Neden Beni Düşünüyorsun?

2.4K 159 123
                                    

"Silahlar hazır mı?" Diyerek seslendim bizim ekibe. "Hazır Kaptan." Diyerek bir ses döndüğümde söyleyen kişiye döndüm.

"Ryu? Kaptan ne alaka?" Diyerek sorduğumda dudağını büzüp kafasını salladı.

"Neyse, kuralları tekrar hatırlatıyorum. İlk olarak, eğer içinizden biri çıkmazsa onu bulup beraber gidiyorsunuz. Ama eğer ben içerde kalırsam sadece gerekli belgeleri alıp çıkın."

"Ama-" diyerek itiraz edecekken sözünü kestim. "Aması maması yok. Beni orada bırakın ve gidin birşey olursa sizi yedek kulaklıkla bilgilendireceğim. Belgelerin hepsini bulan normal kulaklıkla haber versin."

Daha sonra nefes alarak devam ettim. "İçeride kimse olmayacak çünkü akşam çeteler eğlencesinde olacaklar."

Biz çoktan evin önündeydik bile. Son konuşmaları yapacaktık. "Zorunlu olmadıkça silah ateşlemek yok. Ve birini görürseniz ayağına sıkın. Kendisini öldürmenize gerek yok. Bize sadece belgeler lazım."

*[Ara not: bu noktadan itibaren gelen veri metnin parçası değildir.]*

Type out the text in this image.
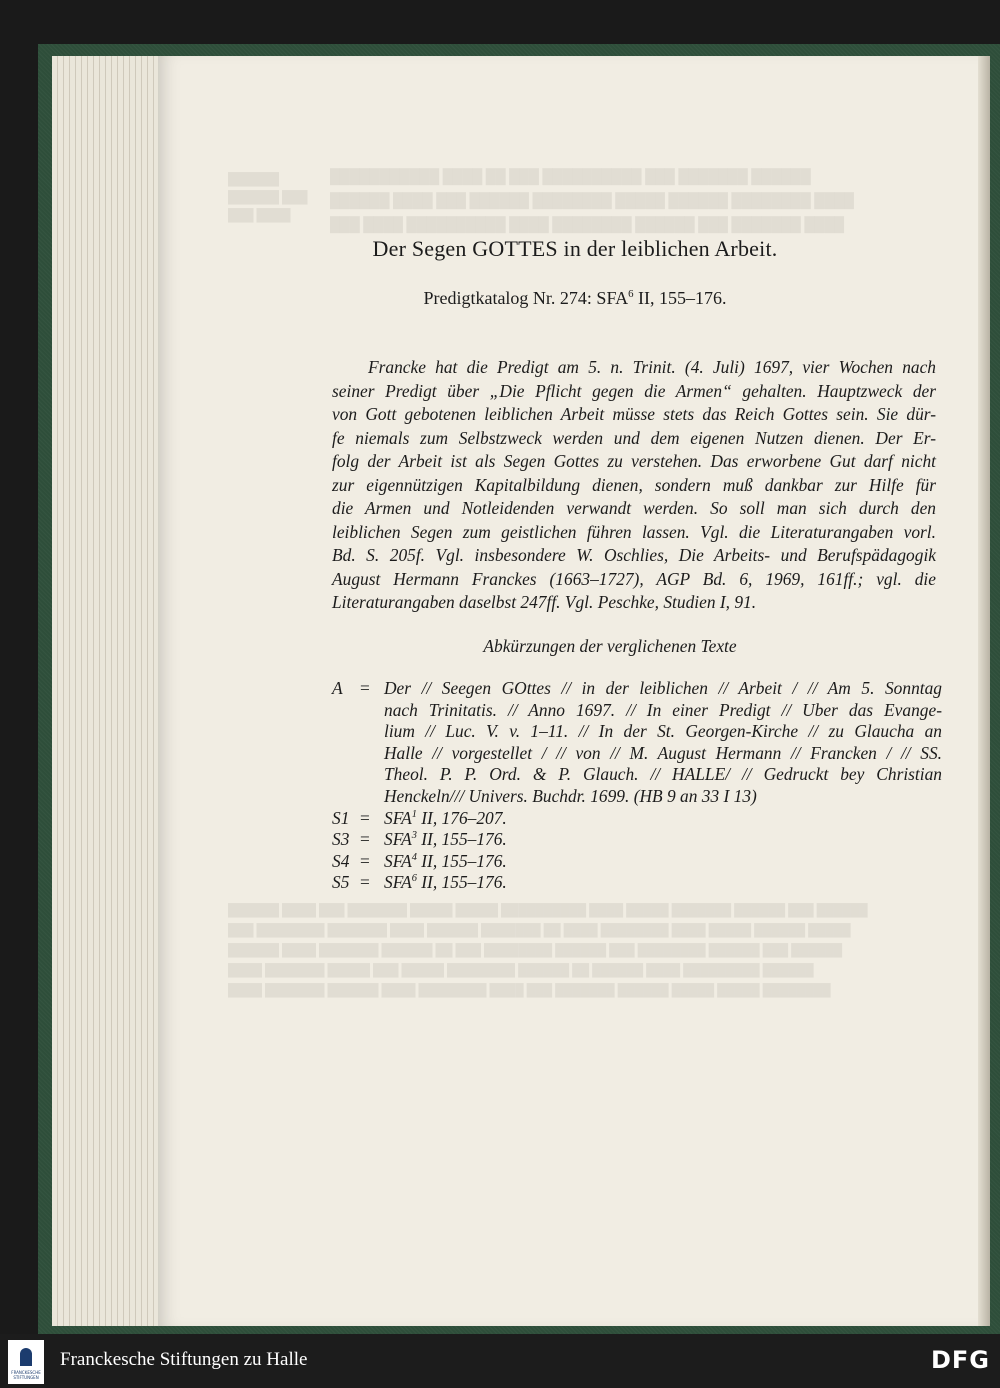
Der Segen GOTTES in der leiblichen Arbeit.

Predigtkatalog Nr. 274: SFA$^6$ II, 155–176.

Francke hat die Predigt am 5. n. Trinit. (4. Juli) 1697, vier Wochen nach
seiner Predigt über „Die Pflicht gegen die Armen“ gehalten. Hauptzweck der
von Gott gebotenen leiblichen Arbeit müsse stets das Reich Gottes sein. Sie dür-
fe niemals zum Selbstzweck werden und dem eigenen Nutzen dienen. Der Er-
folg der Arbeit ist als Segen Gottes zu verstehen. Das erworbene Gut darf nicht
zur eigennützigen Kapitalbildung dienen, sondern muß dankbar zur Hilfe für
die Armen und Notleidenden verwandt werden. So soll man sich durch den
leiblichen Segen zum geistlichen führen lassen. Vgl. die Literaturangaben vorl.
Bd. S. 205f. Vgl. insbesondere W. Oschlies, Die Arbeits- und Berufspädagogik
August Hermann Franckes (1663–1727), AGP Bd. 6, 1969, 161ff.; vgl. die
Literaturangaben daselbst 247ff. Vgl. Peschke, Studien I, 91.

Abkürzungen der verglichenen Texte

A = Der // Seegen GOttes // in der leiblichen // Arbeit / // Am 5. Sonntag
nach Trinitatis. // Anno 1697. // In einer Predigt // Uber das Evange-
lium // Luc. V. v. 1–11. // In der St. Georgen-Kirche // zu Glaucha an
Halle // vorgestellet / // von // M. August Hermann // Francken / // SS.
Theol. P. P. Ord. & P. Glauch. // HALLE/ // Gedruckt bey Christian
Henckeln/// Univers. Buchdr. 1699. (HB 9 an 33 I 13)
$S1 = SFA^1$ II, 176–207.
$S3 = SFA^3$ II, 155–176.
$S4 = SFA^4$ II, 155–176.
$S5 = SFA^6$ II, 155–176.
FRANCKESCHE STIFTUNGEN
Franckesche Stiftungen zu Halle	DFG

Daha sonra eve bakarak devam ettim. "Tahmin ettiğim kadarıyla üç katlı. Bir kat da zeminin altında var. En alt kat bizde; Ryu, siz en üste bakın, geri kalan ekip de giriş kata baksın."

Daha sonra onlara döndüm. "Dikkatli olun, parmak izi veya bizi düşündürecek birşey bırakmayın. Hadi gidelim."

Herkes tabancasını çektiğinde eve dikkatli bir şekilde girdik. Herkes sessizce ortalığa dağıldığında aşağı inecekken açık televizyonu görmemle kendimle bir çekişmeye girdim.

Evde biri mi vardı yoksa açık mı unutmuşlardı? Ben onu es geçerek aşağı merdivenlerden ekibim ile gitmeye başladım. Tam iyi denk gelmiş olacaktı ki beş oda vardı ve biz beş kişiydik.

Herkesi bı odaya dağıtırken bende karşıdaki odaya girdim. Oda gayet güzel dizayn edilmişti ama bu odanın amacı neydi?

Burası ne bir misafir odası olabilecek kadar aydınlık ne de oturma odası olacak sakindi. Yani burada birşeyler beklerdim.

Kendimi kitaplığın önünde bulurken beni oraya çeken birşeyler vardı. Kitapların arkasını kontrol ederken bir kitabı çekmem ile yer sarsıldı ve arkaya doğru dönmeye başladı.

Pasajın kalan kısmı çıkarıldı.